“The English water retail market opened on 1st April. Business customers in England are now able to choose their retailer. A similar market has operated in Scotland since 2008, the Welsh market is limited to larger businesses and there will be no market in NI. The English market is worth around £2.5b with 1.2m customers, making it the largest water market in the world.
The water sector has been split into wholesale and retail. With retailers buying off wholesalers and selling onto business customers (customers don’t have to change their pipes!). The idea is that competition will drive down retail costs, improve customer service, and promote innovation. Customers should be able to get a lower unit price for water and wastewater, they should be able to get more accurate billing, and they should be able to reduce their water consumption and their wastewater and drainage. This is an ambitious aim.

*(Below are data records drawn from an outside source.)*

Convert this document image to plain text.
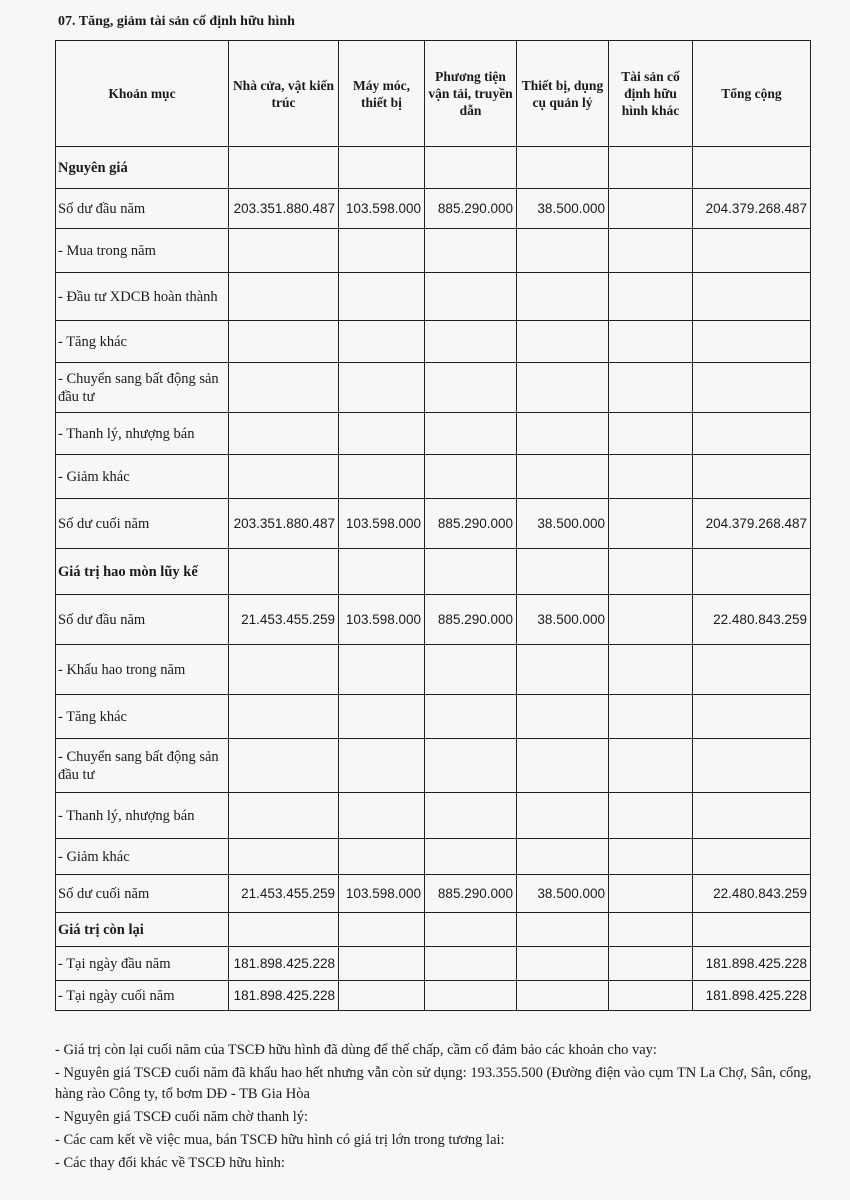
07. Tăng, giảm tài sản cố định hữu hình
Khoản mục	Nhà cửa, vật kiến trúc	Máy móc, thiết bị	Phương tiện vận tải, truyền dẫn	Thiết bị, dụng cụ quản lý	Tài sản cố định hữu hình khác	Tổng cộng
Nguyên giá						
Số dư đầu năm	203.351.880.487	103.598.000	885.290.000	38.500.000		204.379.268.487
- Mua trong năm						
- Đầu tư XDCB hoàn thành						
- Tăng khác						
- Chuyển sang bất động sản đầu tư						
- Thanh lý, nhượng bán						
- Giảm khác						
Số dư cuối năm	203.351.880.487	103.598.000	885.290.000	38.500.000		204.379.268.487
Giá trị hao mòn lũy kế						
Số dư đầu năm	21.453.455.259	103.598.000	885.290.000	38.500.000		22.480.843.259
- Khấu hao trong năm						
- Tăng khác						
- Chuyển sang bất động sản đầu tư						
- Thanh lý, nhượng bán						
- Giảm khác						
Số dư cuối năm	21.453.455.259	103.598.000	885.290.000	38.500.000		22.480.843.259
Giá trị còn lại						
- Tại ngày đầu năm	181.898.425.228					181.898.425.228
- Tại ngày cuối năm	181.898.425.228					181.898.425.228

- Giá trị còn lại cuối năm của TSCĐ hữu hình đã dùng để thế chấp, cầm cố đảm bảo các khoản cho vay:

- Nguyên giá TSCĐ cuối năm đã khấu hao hết nhưng vẫn còn sử dụng: 193.355.500 (Đường điện vào cụm TN La Chợ, Sân, cổng, hàng rào Công ty, tổ bơm DĐ - TB Gia Hòa

- Nguyên giá TSCĐ cuối năm chờ thanh lý:

- Các cam kết về việc mua, bán TSCĐ hữu hình có giá trị lớn trong tương lai:

- Các thay đổi khác về TSCĐ hữu hình:
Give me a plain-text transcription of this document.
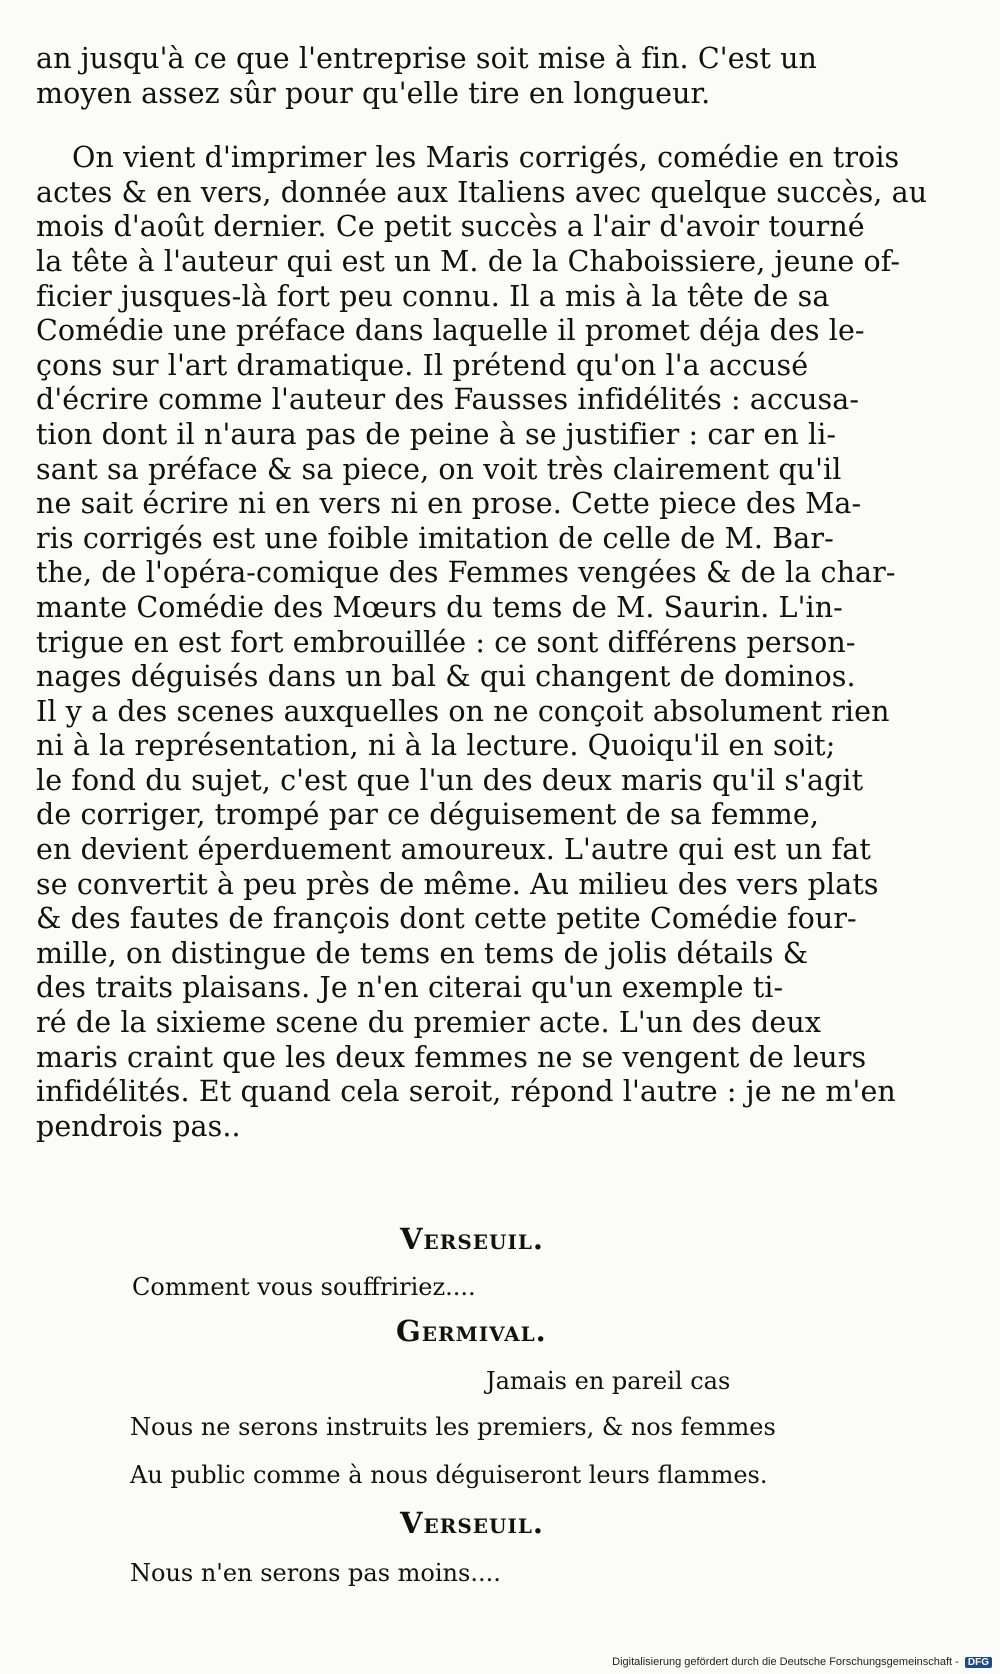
an jusqu'à ce que l'entreprise soit mise à fin. C'est un
moyen assez sûr pour qu'elle tire en longueur.
On vient d'imprimer les Maris corrigés, comédie en trois
actes & en vers, donnée aux Italiens avec quelque succès, au
mois d'août dernier. Ce petit succès a l'air d'avoir tourné
la tête à l'auteur qui est un M. de la Chaboissiere, jeune of-
ficier jusques-là fort peu connu. Il a mis à la tête de sa
Comédie une préface dans laquelle il promet déja des le-
çons sur l'art dramatique. Il prétend qu'on l'a accusé
d'écrire comme l'auteur des Fausses infidélités : accusa-
tion dont il n'aura pas de peine à se justifier : car en li-
sant sa préface & sa piece, on voit très clairement qu'il
ne sait écrire ni en vers ni en prose. Cette piece des Ma-
ris corrigés est une foible imitation de celle de M. Bar-
the, de l'opéra-comique des Femmes vengées & de la char-
mante Comédie des Mœurs du tems de M. Saurin. L'in-
trigue en est fort embrouillée : ce sont différens person-
nages déguisés dans un bal & qui changent de dominos.
Il y a des scenes auxquelles on ne conçoit absolument rien
ni à la représentation, ni à la lecture. Quoiqu'il en soit;
le fond du sujet, c'est que l'un des deux maris qu'il s'agit
de corriger, trompé par ce déguisement de sa femme,
en devient éperduement amoureux. L'autre qui est un fat
se convertit à peu près de même. Au milieu des vers plats
& des fautes de françois dont cette petite Comédie four-
mille, on distingue de tems en tems de jolis détails &
des traits plaisans. Je n'en citerai qu'un exemple ti-
ré de la sixieme scene du premier acte. L'un des deux
maris craint que les deux femmes ne se vengent de leurs
infidélités. Et quand cela seroit, répond l'autre : je ne m'en
pendrois pas..
Verseuil.
Comment vous souffririez....
Germival.
Jamais en pareil cas
Nous ne serons instruits les premiers, & nos femmes
Au public comme à nous déguiseront leurs flammes.
Verseuil.
Nous n'en serons pas moins....
Digitalisierung gefördert durch die Deutsche Forschungsgemeinschaft - DFG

What we has seen so far is that some companies like Thames and Southern have withdrawn from retail in order to focus on their core water and wastewater business; the majority of other incumbent companies have merged their retail arms or entered into joint ventures; many Scottish retailers have come South in force, block buying books of customers and winning new deals; and then there have been a few small new entrants with a range of strategies, from mass acquisition, to the facilitation of self-serve, to the promotion of water efficiency.
So how is it likely to pan out? The retail margin in Scotland was in double figures but in England the upper end is 6% with deals for larger users averaging around 4%, and some retailers pitching as low as 2.5% (sorry quick correction – I gather that some retailers are pitching at less 1.5%). The general response to this low margin has been to go for scale, and some retailers have been aiming to acquire as many clients as possible. And the way things seem to be heading we will end up with a handful of big companies and some niche players, like we see in the energy sector. In my view this is worrying, a few large companies with massive customer numbers, combined with a race to the bottom in terms of margins will not lead to good customer service nor to innovation.
The real benefits for customers do not lie in getting the lowest retail margins. The real benefits are the bespoke services where someone is able to advise on the management of water, wastewater and surface drainage for each individual site. The real benefits lie in better customer service and the installation of new technology, both in terms of digital communications, and physical devices and systems. The real benefits relate to water efficiency, the application of the circular economy to wastewater, the reduction of surface run-off, and the automation of water management systems. This type of approach will save customers money and help the environment, but at the same time the unit price needs to be good value too. It is going to be difficult to do this for all sizes of customer, but a few water retailers are focussing on the offering real value rather than going in cheap to get as many customers as possible.”